More troubles for Namibia’s flag carrier
By Andreas Thomas
Windhoek – The Windhoek High Court on Wednesday overturned a decision by the Transportation Commission of Namibia to suspend Air Namibia’s air license over cash crisis and safety concerns.
The national flag carrier turned to the court after the Commission resolved to temporarily suspend its Air Service License as the company struggles to remain solvent.
Judge Marlene Tommasi has since interdicted the transportation commission from going ahead with the suspension until August 3, 2020.
“The suspension of Air Namibia’s service license has been suspended by the High Court,” the airline spokesperson Paul Nakawa told media after the court decision.
“Air Namibia shall continue to fly all domestic flights as per published schedule. Safety remains at the heart of Air Namibia’s operations and we call on our esteemed passengers and stakeholders to continue supporting Air Namibia.”

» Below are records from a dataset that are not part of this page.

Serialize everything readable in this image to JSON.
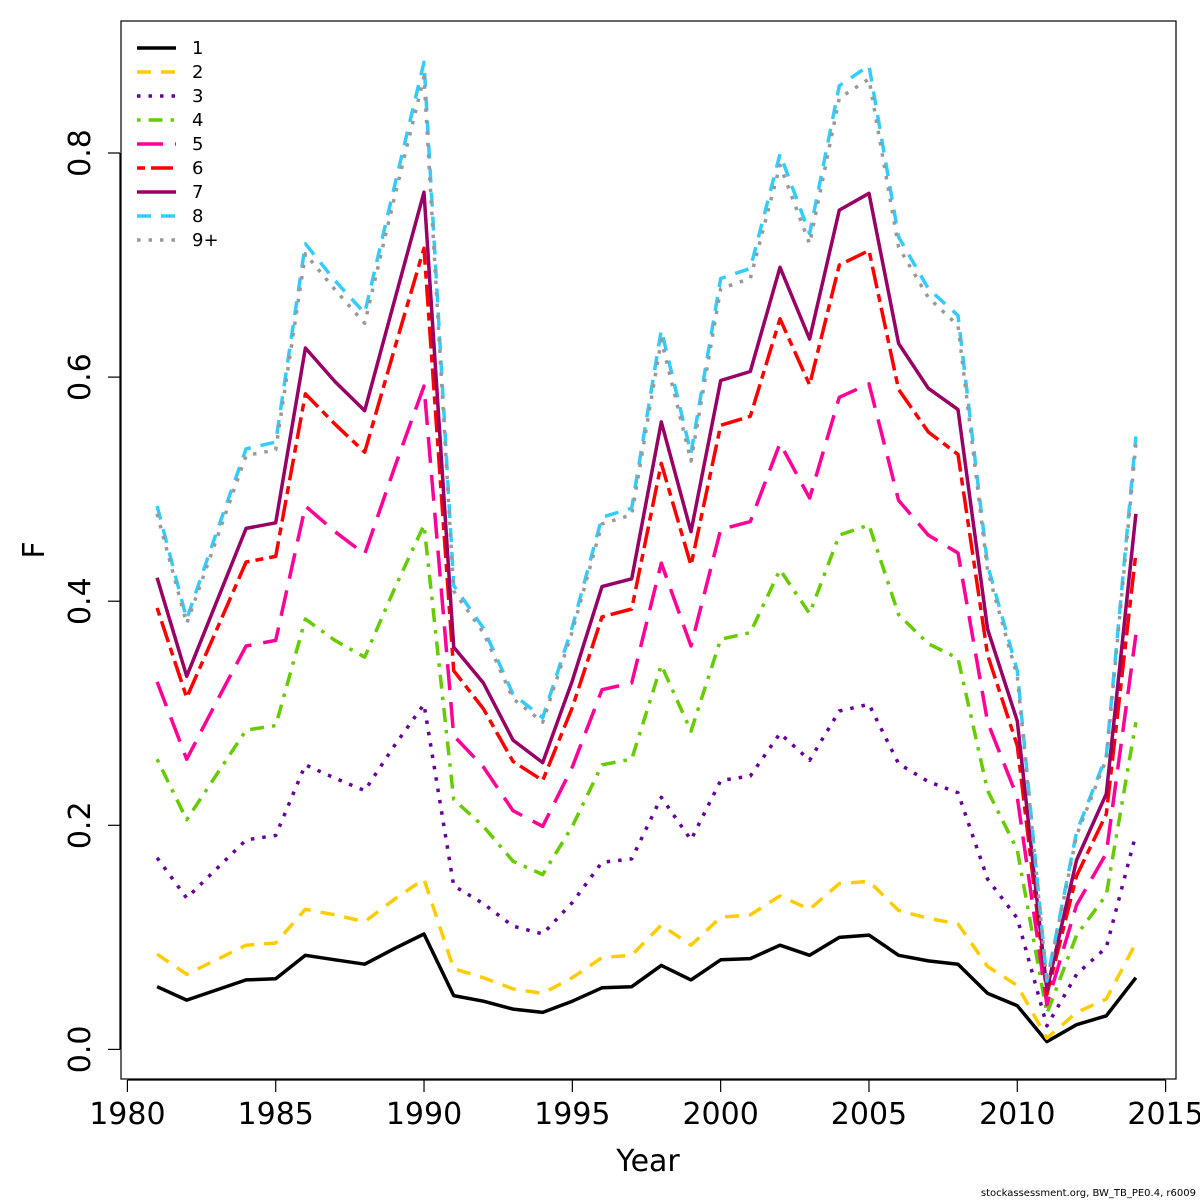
{
  "chart_data": {
    "type": "line",
    "title": "",
    "xlabel": "Year",
    "ylabel": "F",
    "xlim": [
      1980,
      2015
    ],
    "ylim": [
      0.0,
      0.9
    ],
    "x_ticks": [
      1980,
      1985,
      1990,
      1995,
      2000,
      2005,
      2010,
      2015
    ],
    "y_ticks": [
      "0.0",
      "0.2",
      "0.4",
      "0.6",
      "0.8"
    ],
    "grid": false,
    "legend_position": "top-left",
    "footer": "stockassessment.org, BW_TB_PE0.4, r6009",
    "x": [
      1981,
      1982,
      1983,
      1984,
      1985,
      1986,
      1987,
      1988,
      1989,
      1990,
      1991,
      1992,
      1993,
      1994,
      1995,
      1996,
      1997,
      1998,
      1999,
      2000,
      2001,
      2002,
      2003,
      2004,
      2005,
      2006,
      2007,
      2008,
      2009,
      2010,
      2011,
      2012,
      2013,
      2014
    ],
    "series": [
      {
        "name": "1",
        "color": "#000000",
        "dash": "solid",
        "values": [
          0.056,
          0.044,
          0.053,
          0.062,
          0.063,
          0.084,
          0.08,
          0.076,
          0.09,
          0.103,
          0.048,
          0.043,
          0.036,
          0.033,
          0.043,
          0.055,
          0.056,
          0.075,
          0.062,
          0.08,
          0.081,
          0.093,
          0.084,
          0.1,
          0.102,
          0.084,
          0.079,
          0.076,
          0.05,
          0.039,
          0.007,
          0.022,
          0.03,
          0.064
        ]
      },
      {
        "name": "2",
        "color": "#FFCC00",
        "dash": "dashed",
        "values": [
          0.085,
          0.067,
          0.08,
          0.093,
          0.095,
          0.125,
          0.12,
          0.114,
          0.134,
          0.152,
          0.072,
          0.064,
          0.054,
          0.05,
          0.064,
          0.082,
          0.084,
          0.111,
          0.093,
          0.118,
          0.12,
          0.137,
          0.125,
          0.148,
          0.15,
          0.124,
          0.117,
          0.112,
          0.074,
          0.057,
          0.01,
          0.033,
          0.045,
          0.095
        ]
      },
      {
        "name": "3",
        "color": "#660099",
        "dash": "dotted",
        "values": [
          0.171,
          0.135,
          0.161,
          0.187,
          0.191,
          0.254,
          0.242,
          0.231,
          0.271,
          0.308,
          0.146,
          0.13,
          0.11,
          0.103,
          0.131,
          0.167,
          0.17,
          0.225,
          0.187,
          0.24,
          0.244,
          0.282,
          0.258,
          0.302,
          0.308,
          0.255,
          0.239,
          0.229,
          0.152,
          0.117,
          0.021,
          0.067,
          0.091,
          0.192
        ]
      },
      {
        "name": "4",
        "color": "#66CC00",
        "dash": "dotdash",
        "values": [
          0.259,
          0.205,
          0.245,
          0.285,
          0.289,
          0.384,
          0.365,
          0.35,
          0.411,
          0.468,
          0.223,
          0.199,
          0.168,
          0.156,
          0.199,
          0.254,
          0.259,
          0.343,
          0.284,
          0.366,
          0.372,
          0.428,
          0.389,
          0.459,
          0.468,
          0.388,
          0.362,
          0.349,
          0.231,
          0.178,
          0.032,
          0.102,
          0.138,
          0.292
        ]
      },
      {
        "name": "5",
        "color": "#FF0099",
        "dash": "longdash",
        "values": [
          0.328,
          0.259,
          0.31,
          0.36,
          0.365,
          0.485,
          0.462,
          0.442,
          0.519,
          0.592,
          0.28,
          0.252,
          0.213,
          0.199,
          0.252,
          0.321,
          0.327,
          0.434,
          0.36,
          0.464,
          0.471,
          0.541,
          0.492,
          0.582,
          0.594,
          0.49,
          0.459,
          0.443,
          0.292,
          0.225,
          0.04,
          0.129,
          0.175,
          0.37
        ]
      },
      {
        "name": "6",
        "color": "#FF0000",
        "dash": "twodash",
        "values": [
          0.394,
          0.314,
          0.374,
          0.435,
          0.44,
          0.585,
          0.558,
          0.533,
          0.625,
          0.715,
          0.338,
          0.304,
          0.257,
          0.24,
          0.305,
          0.386,
          0.393,
          0.523,
          0.432,
          0.557,
          0.565,
          0.652,
          0.593,
          0.7,
          0.713,
          0.589,
          0.551,
          0.531,
          0.352,
          0.271,
          0.049,
          0.155,
          0.21,
          0.443
        ]
      },
      {
        "name": "7",
        "color": "#990066",
        "dash": "solid",
        "values": [
          0.421,
          0.333,
          0.399,
          0.465,
          0.47,
          0.626,
          0.596,
          0.57,
          0.668,
          0.765,
          0.359,
          0.327,
          0.276,
          0.256,
          0.329,
          0.413,
          0.42,
          0.56,
          0.462,
          0.597,
          0.605,
          0.698,
          0.634,
          0.749,
          0.764,
          0.63,
          0.59,
          0.571,
          0.375,
          0.293,
          0.053,
          0.169,
          0.228,
          0.478
        ]
      },
      {
        "name": "8",
        "color": "#33CCFF",
        "dash": "dashed",
        "values": [
          0.485,
          0.384,
          0.461,
          0.536,
          0.542,
          0.719,
          0.686,
          0.657,
          0.77,
          0.881,
          0.414,
          0.376,
          0.317,
          0.296,
          0.377,
          0.475,
          0.483,
          0.642,
          0.532,
          0.688,
          0.697,
          0.799,
          0.728,
          0.86,
          0.878,
          0.725,
          0.679,
          0.655,
          0.432,
          0.338,
          0.061,
          0.194,
          0.262,
          0.547
        ]
      },
      {
        "name": "9+",
        "color": "#999999",
        "dash": "dotted",
        "values": [
          0.478,
          0.38,
          0.455,
          0.53,
          0.535,
          0.71,
          0.678,
          0.648,
          0.76,
          0.868,
          0.409,
          0.372,
          0.313,
          0.292,
          0.373,
          0.469,
          0.477,
          0.633,
          0.525,
          0.679,
          0.688,
          0.789,
          0.719,
          0.849,
          0.866,
          0.716,
          0.671,
          0.646,
          0.427,
          0.333,
          0.06,
          0.191,
          0.259,
          0.54
        ]
      }
    ]
  }
}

The temporary suspension was to take effect on Wednesday at midnight until 22 July 2020 to afford Air Namibia time to sort out its finances. The suspension could have prohibited the airline from operating commercial flights.
The airline operates a fleet of 10 leased aircraft for its domestic and continental routes as well as the Windhoek to Frankfurt route.

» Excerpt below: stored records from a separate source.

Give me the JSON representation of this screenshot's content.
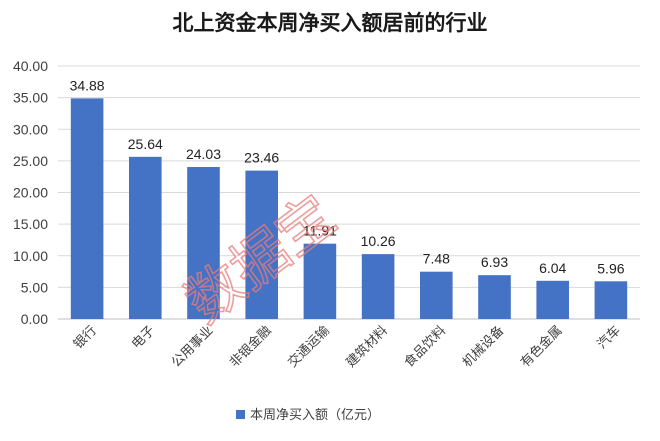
{
  "chart_data": {
    "type": "bar",
    "title": "北上资金本周净买入额居前的行业",
    "categories": [
      "银行",
      "电子",
      "公用事业",
      "非银金融",
      "交通运输",
      "建筑材料",
      "食品饮料",
      "机械设备",
      "有色金属",
      "汽车"
    ],
    "series": [
      {
        "name": "本周净买入额（亿元）",
        "values": [
          34.88,
          25.64,
          24.03,
          23.46,
          11.91,
          10.26,
          7.48,
          6.93,
          6.04,
          5.96
        ],
        "color": "#4472c4"
      }
    ],
    "data_labels": [
      "34.88",
      "25.64",
      "24.03",
      "23.46",
      "11.91",
      "10.26",
      "7.48",
      "6.93",
      "6.04",
      "5.96"
    ],
    "yticks": [
      "0.00",
      "5.00",
      "10.00",
      "15.00",
      "20.00",
      "25.00",
      "30.00",
      "35.00",
      "40.00"
    ],
    "ylim": [
      0,
      40
    ],
    "grid": true,
    "legend_position": "bottom"
  },
  "watermark": "数据宝"
}
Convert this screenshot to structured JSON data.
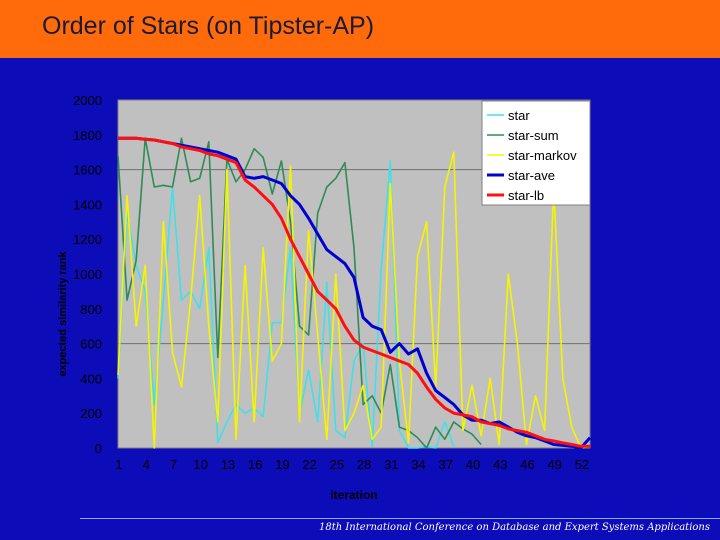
{
  "slide": {
    "title": "Order of Stars (on Tipster-AP)",
    "footer": "18th International Conference on Database and Expert Systems Applications"
  },
  "colors": {
    "background": "#0c0cb8",
    "title_bar": "#ff6b0a",
    "plot_area": "#c0c0c0"
  },
  "chart_data": {
    "type": "line",
    "xlabel": "iteration",
    "ylabel": "expected similarity rank",
    "ylim": [
      0,
      2000
    ],
    "yticks": [
      0,
      200,
      400,
      600,
      800,
      1000,
      1200,
      1400,
      1600,
      1800,
      2000
    ],
    "xlim": [
      1,
      53
    ],
    "xticks": [
      1,
      4,
      7,
      10,
      13,
      16,
      19,
      22,
      25,
      28,
      31,
      34,
      37,
      40,
      43,
      46,
      49,
      52
    ],
    "grid": "horizontal lines at 600 and 1600",
    "legend": "top-right",
    "series": [
      {
        "name": "star",
        "color": "#40e0e8",
        "x": [
          1,
          2,
          3,
          4,
          5,
          6,
          7,
          8,
          9,
          10,
          11,
          12,
          13,
          14,
          15,
          16,
          17,
          18,
          19,
          20,
          21,
          22,
          23,
          24,
          25,
          26,
          27,
          28,
          29,
          30,
          31,
          32,
          33,
          34,
          35,
          36,
          37,
          38
        ],
        "values": [
          400,
          1350,
          1050,
          900,
          250,
          850,
          1500,
          850,
          900,
          800,
          1150,
          30,
          150,
          250,
          200,
          230,
          180,
          720,
          720,
          1150,
          200,
          450,
          150,
          950,
          100,
          60,
          500,
          600,
          10,
          1030,
          1650,
          100,
          0,
          0,
          10,
          0,
          150,
          10
        ]
      },
      {
        "name": "star-sum",
        "color": "#2e8b57",
        "x": [
          1,
          2,
          3,
          4,
          5,
          6,
          7,
          8,
          9,
          10,
          11,
          12,
          13,
          14,
          15,
          16,
          17,
          18,
          19,
          20,
          21,
          22,
          23,
          24,
          25,
          26,
          27,
          28,
          29,
          30,
          31,
          32,
          33,
          34,
          35,
          36,
          37,
          38,
          39,
          40,
          41
        ],
        "values": [
          1680,
          850,
          1080,
          1780,
          1500,
          1510,
          1500,
          1780,
          1530,
          1550,
          1760,
          520,
          1660,
          1530,
          1600,
          1720,
          1670,
          1460,
          1650,
          1300,
          700,
          650,
          1350,
          1500,
          1550,
          1640,
          1150,
          250,
          300,
          200,
          480,
          120,
          100,
          60,
          0,
          120,
          50,
          150,
          110,
          80,
          20
        ]
      },
      {
        "name": "star-markov",
        "color": "#f5f500",
        "x": [
          1,
          2,
          3,
          4,
          5,
          6,
          7,
          8,
          9,
          10,
          11,
          12,
          13,
          14,
          15,
          16,
          17,
          18,
          19,
          20,
          21,
          22,
          23,
          24,
          25,
          26,
          27,
          28,
          29,
          30,
          31,
          32,
          33,
          34,
          35,
          36,
          37,
          38,
          39,
          40,
          41,
          42,
          43,
          44,
          45,
          46,
          47,
          48,
          49,
          50,
          51,
          52,
          53
        ],
        "values": [
          420,
          1450,
          700,
          1050,
          0,
          1300,
          550,
          350,
          850,
          1450,
          700,
          150,
          1600,
          50,
          1050,
          150,
          1150,
          500,
          600,
          1620,
          150,
          1250,
          650,
          50,
          1000,
          100,
          200,
          360,
          50,
          120,
          1520,
          500,
          30,
          1100,
          1300,
          350,
          1500,
          1700,
          100,
          360,
          70,
          400,
          20,
          1000,
          600,
          20,
          300,
          100,
          1500,
          400,
          120,
          0,
          10
        ]
      },
      {
        "name": "star-ave",
        "color": "#0000d0",
        "x": [
          1,
          2,
          3,
          4,
          5,
          6,
          7,
          8,
          9,
          10,
          11,
          12,
          13,
          14,
          15,
          16,
          17,
          18,
          19,
          20,
          21,
          22,
          23,
          24,
          25,
          26,
          27,
          28,
          29,
          30,
          31,
          32,
          33,
          34,
          35,
          36,
          37,
          38,
          39,
          40,
          41,
          42,
          43,
          44,
          45,
          46,
          47,
          48,
          49,
          50,
          51,
          52,
          53
        ],
        "values": [
          1780,
          1780,
          1780,
          1775,
          1770,
          1760,
          1750,
          1740,
          1730,
          1720,
          1710,
          1700,
          1680,
          1660,
          1560,
          1550,
          1560,
          1540,
          1520,
          1450,
          1400,
          1320,
          1230,
          1140,
          1100,
          1060,
          980,
          750,
          700,
          680,
          550,
          600,
          540,
          570,
          430,
          330,
          290,
          250,
          190,
          160,
          160,
          140,
          150,
          120,
          90,
          70,
          60,
          40,
          20,
          15,
          10,
          0,
          60
        ]
      },
      {
        "name": "star-lb",
        "color": "#ff1010",
        "x": [
          1,
          2,
          3,
          4,
          5,
          6,
          7,
          8,
          9,
          10,
          11,
          12,
          13,
          14,
          15,
          16,
          17,
          18,
          19,
          20,
          21,
          22,
          23,
          24,
          25,
          26,
          27,
          28,
          29,
          30,
          31,
          32,
          33,
          34,
          35,
          36,
          37,
          38,
          39,
          40,
          41,
          42,
          43,
          44,
          45,
          46,
          47,
          48,
          49,
          50,
          51,
          52,
          53
        ],
        "values": [
          1780,
          1780,
          1780,
          1775,
          1770,
          1760,
          1750,
          1730,
          1720,
          1710,
          1690,
          1680,
          1660,
          1640,
          1540,
          1500,
          1450,
          1400,
          1320,
          1200,
          1100,
          1000,
          900,
          850,
          800,
          700,
          620,
          580,
          560,
          540,
          520,
          500,
          480,
          430,
          350,
          280,
          230,
          200,
          190,
          180,
          150,
          140,
          130,
          110,
          100,
          90,
          70,
          50,
          40,
          30,
          20,
          10,
          10
        ]
      }
    ]
  }
}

The transport commission in the ministry of works and transport said it moved to ground the airline’s operations out of concern about its ongoing financial challenges.

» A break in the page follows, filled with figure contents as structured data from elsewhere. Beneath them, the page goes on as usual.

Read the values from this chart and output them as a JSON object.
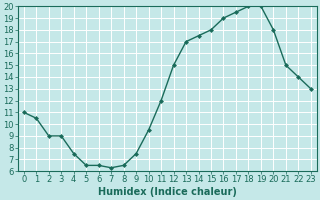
{
  "x": [
    0,
    1,
    2,
    3,
    4,
    5,
    6,
    7,
    8,
    9,
    10,
    11,
    12,
    13,
    14,
    15,
    16,
    17,
    18,
    19,
    20,
    21,
    22,
    23
  ],
  "y": [
    11,
    10.5,
    9,
    9,
    7.5,
    6.5,
    6.5,
    6.3,
    6.5,
    7.5,
    9.5,
    12,
    15,
    17,
    17.5,
    18,
    19,
    19.5,
    20,
    20,
    18,
    15,
    14,
    13
  ],
  "line_color": "#1a6b5a",
  "marker": "D",
  "marker_size": 2.0,
  "xlabel": "Humidex (Indice chaleur)",
  "xlim": [
    -0.5,
    23.5
  ],
  "ylim": [
    6,
    20
  ],
  "yticks": [
    6,
    7,
    8,
    9,
    10,
    11,
    12,
    13,
    14,
    15,
    16,
    17,
    18,
    19,
    20
  ],
  "xticks": [
    0,
    1,
    2,
    3,
    4,
    5,
    6,
    7,
    8,
    9,
    10,
    11,
    12,
    13,
    14,
    15,
    16,
    17,
    18,
    19,
    20,
    21,
    22,
    23
  ],
  "background_color": "#c5e8e8",
  "grid_color": "#ffffff",
  "tick_color": "#1a6b5a",
  "label_color": "#1a6b5a",
  "xlabel_fontsize": 7,
  "tick_fontsize": 6,
  "linewidth": 1.0
}
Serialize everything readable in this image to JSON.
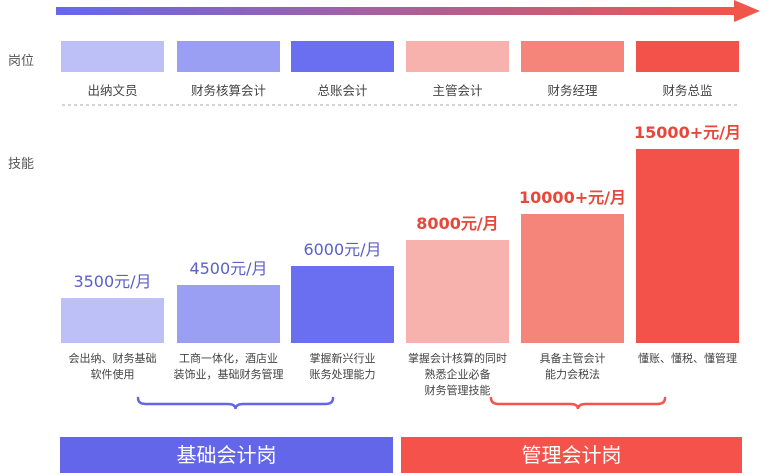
{
  "row_labels": {
    "position": "岗位",
    "skill": "技能"
  },
  "colors": {
    "arrow_start": "#6468ee",
    "arrow_end": "#f0564a",
    "blue_text": "#5a60c8",
    "red_text": "#e8473b",
    "band_blue": "#6366e8",
    "band_red": "#f4524a"
  },
  "chart_data": {
    "type": "bar",
    "title": "",
    "xlabel": "",
    "ylabel": "",
    "unit": "元/月",
    "categories": [
      "出纳文员",
      "财务核算会计",
      "总账会计",
      "主管会计",
      "财务经理",
      "财务总监"
    ],
    "values": [
      3500,
      4500,
      6000,
      8000,
      10000,
      15000
    ],
    "value_labels": [
      "3500元/月",
      "4500元/月",
      "6000元/月",
      "8000元/月",
      "10000+元/月",
      "15000+元/月"
    ],
    "bar_colors": [
      "#bcc0f7",
      "#9a9ff3",
      "#6a6ef0",
      "#f7b2ae",
      "#f5847b",
      "#f3524a"
    ],
    "skills": [
      "会出纳、财务基础\n软件使用",
      "工商一体化，酒店业\n装饰业，基础财务管理",
      "掌握新兴行业\n账务处理能力",
      "掌握会计核算的同时\n熟悉企业必备\n财务管理技能",
      "具备主管会计\n能力会税法",
      "懂账、懂税、懂管理"
    ],
    "groups": [
      {
        "label": "基础会计岗",
        "members": [
          "出纳文员",
          "财务核算会计",
          "总账会计"
        ]
      },
      {
        "label": "管理会计岗",
        "members": [
          "主管会计",
          "财务经理",
          "财务总监"
        ]
      }
    ]
  }
}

“Taking all the factors into consideration and the requirements of the Air Services Act, namely that the operator must be financially able to provide a safe satisfactory and reliable air service,” the commission’s head Eldoretter Harmse said in a statement.
Nonetheless, Air Namibia troubles are far from over as the state-owned airline struggle to keep afloat.
Finance minister Iipumbu Shiimi has refuted recent media reports that the government has given up on Air Namibia and decided to have it liquidated.
Shiimi who chairs the Cabinet Committee on treasury has said no decision has been taken to liquidate the company.
But different options are on the table to restructure the company that employs about 800 people. The airline has a significant debt which if leaseholds are factored in will amount to mover than N$5 billion ($335 million).
“This means for the new business plan to be implemented, taking the outstanding debt into account, an amount of over N$7 billion ($470 million)will have to be spent in the current financial year which makes it unaffordable,” he said.
The government has already turned down Air Namibia’s request for N$2 billion ($134 million) bailout in October 2019. Instead, the government agreed to provide a N$578 million ($39 million) loan guarantee for the national airline.
Air Namibia has been allocated N$984.6 ($66 million) for the 2010/21 financial year. The loss-making parastatal has been the cause of headache for the State that has spent over N$8 billion ($537 million) to bail it out for the past two decades.
And President Hage Geingob believes the airline does not worth the headache, after his recent public call to liquidate the airline.
“Air Namibia must be liquidated. We have a very serious problem with air Namibia,” Geingob stressed while answering questions regarding the unprofitability of the national airline in parliament on June 5. “It must be restructured and if liquidation is the thing, we must do that.”